In a transaction announced in June 2012, Cemex Philippines said it will buy for around US$1 each ton of coal ash to be produced by the 200MW power plant of Korea Electric Power in the central province of Cebu.
Indian production challenged by local coal shortage
17 October 2011India: Indian cement companies are facing a shortage of coal from Coal India Ltd, the country's largest producer. However they are unlikely to be affected by this due to the high levels of imports, a cement trade official has said.
"Most cement companies import up to 70%-75% of the coal needed to run their captive power plants. As of now, I don't expect cement supply to be affected by the coal shortage," said Sanjay Ladiwala, president of the Cement Stockists and Dealers Association of Bombay.
A brokerage report by Emkay Securities has stated that large cement companies such as ACC, Ambuja Cements and Ultratech Cement source around 20% of their thermal coal needs from Coal India's monthly electronic auctions. The report also said that Coal India has diverted the 4Mt for auction in October 2011 to power generation companies. This could lead to some cost escalation for cement producers as they have to rely on higher-priced imported coal.
Separately, Ladiwala said that cement prices rose across most of the country in October 2011, except in southern regions, as demand from the construction sector revived after the summer monsoon rains ended.
India: ACC intends to substitute 5% of its annual coal requirement of about 5Mt over the next three years with waste generated by cities and other industries. The company aims to save USD12m in 2011 by burning waste, primarily plastics, at its plants. In 2010 the company saved USD9.6m on fossil fuels.
"We are currently working on disposal of city wastes. We are segregating the plastic wastes and then use it in our kiln. Plastic has higher calorific value than coal," said ACC Director (Energy and Environment) K N Rao at the 4th Global Initiative for Restructuring Environment and Management.
"We have replaced 2% of our coal requirement by burning all types of wastes. Our target is to replace 5% of our total coal requirement within the next three years," Rao said.
ACC has an installed production capacity of 30Mt/yr in India where it uses about 5Mt/yr of coal. The company is currently implementing two pilot projects on management of waste for use as fuel at Kullu, in Himachal Pradesh, and Katni, in Madhya Pradesh. Besides plastic, the company also burns other materials that it segregates from city and industrial wastes.
Meanwhile the company has also announced that cement shipments reached 1.73Mt in September 2011, a rise by 9.5% compared to the same month in 2010. Production rose to 1.67Mt in September 2011 from 1.52Mt in 2010.

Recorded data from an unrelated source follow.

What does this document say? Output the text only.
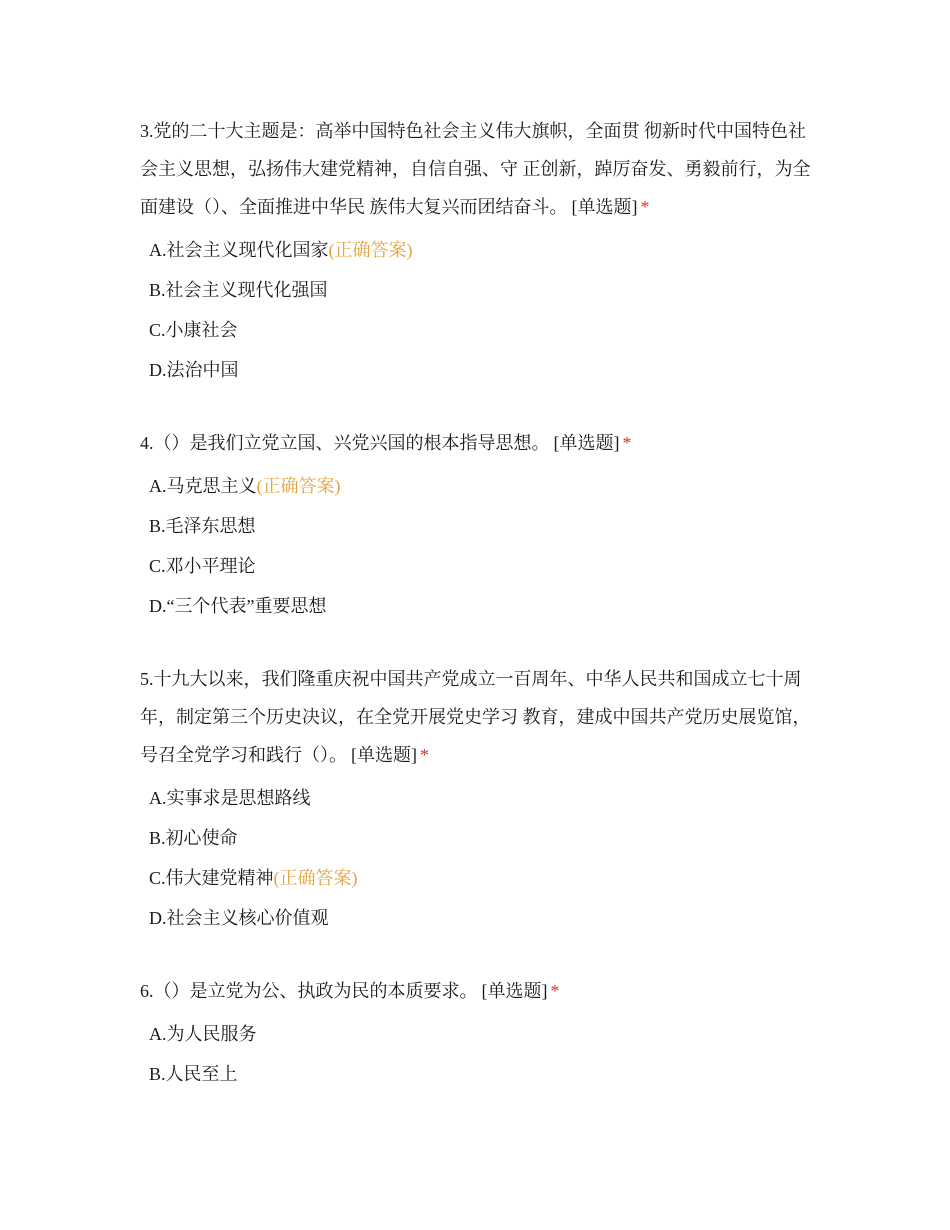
3.党的二十大主题是：高举中国特色社会主义伟大旗帜，全面贯 彻新时代中国特色社会主义思想，弘扬伟大建党精神，自信自强、守 正创新，踔厉奋发、勇毅前行，为全面建设（）、全面推进中华民 族伟大复兴而团结奋斗。 [单选题] *

A.社会主义现代化国家(正确答案)
B.社会主义现代化强国
C.小康社会
D.法治中国

4.（）是我们立党立国、兴党兴国的根本指导思想。 [单选题] *

A.马克思主义(正确答案)
B.毛泽东思想
C.邓小平理论
D.“三个代表”重要思想

5.十九大以来，我们隆重庆祝中国共产党成立一百周年、中华人民共和国成立七十周年，制定第三个历史决议，在全党开展党史学习 教育，建成中国共产党历史展览馆，号召全党学习和践行（）。 [单选题] *

A.实事求是思想路线
B.初心使命
C.伟大建党精神(正确答案)
D.社会主义核心价值观

6.（）是立党为公、执政为民的本质要求。 [单选题] *

A.为人民服务
B.人民至上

Producers split coal purchases to avoid high prices
17 June 2011Japan: Major cement makers are dispersing their coal purchases to hedge against the risk of buying when prices are high. Traditionally, cement companies purchase a year's worth of coal in the month of April because price changes have tended to be small. With coal prices becoming more volatile, however, they are keeping a close eye on the market to gauge favourable times to buy.
Producers are hoping to keep costs in check in this way because coal purchases account for at least half of their materials expenses. Taiheiyo Cement has procured only about 30% of its coal supply for the current fiscal year, while Sumitomo Osaka Cement Co. and Mitsubishi Materials Corp. have each purchased around 60%. Sumitomo Osaka Cement, which began spreading out its purchases in the previous fiscal year, is reportedly considering whether or not to disperse costs even further.
Coal prices began rising in 2010 after major floods in Australia and the jump between January and March 2011, which served as the basis for purchase prices in April 2011, was particularly steep. Consequently, Taiheiyo Cement and Sumitomo Osaka Cement are believed to have paid nearly USD 150/t, an increase of 30% on April 2010. Wholesale coal prices are currently at around USD 135/t.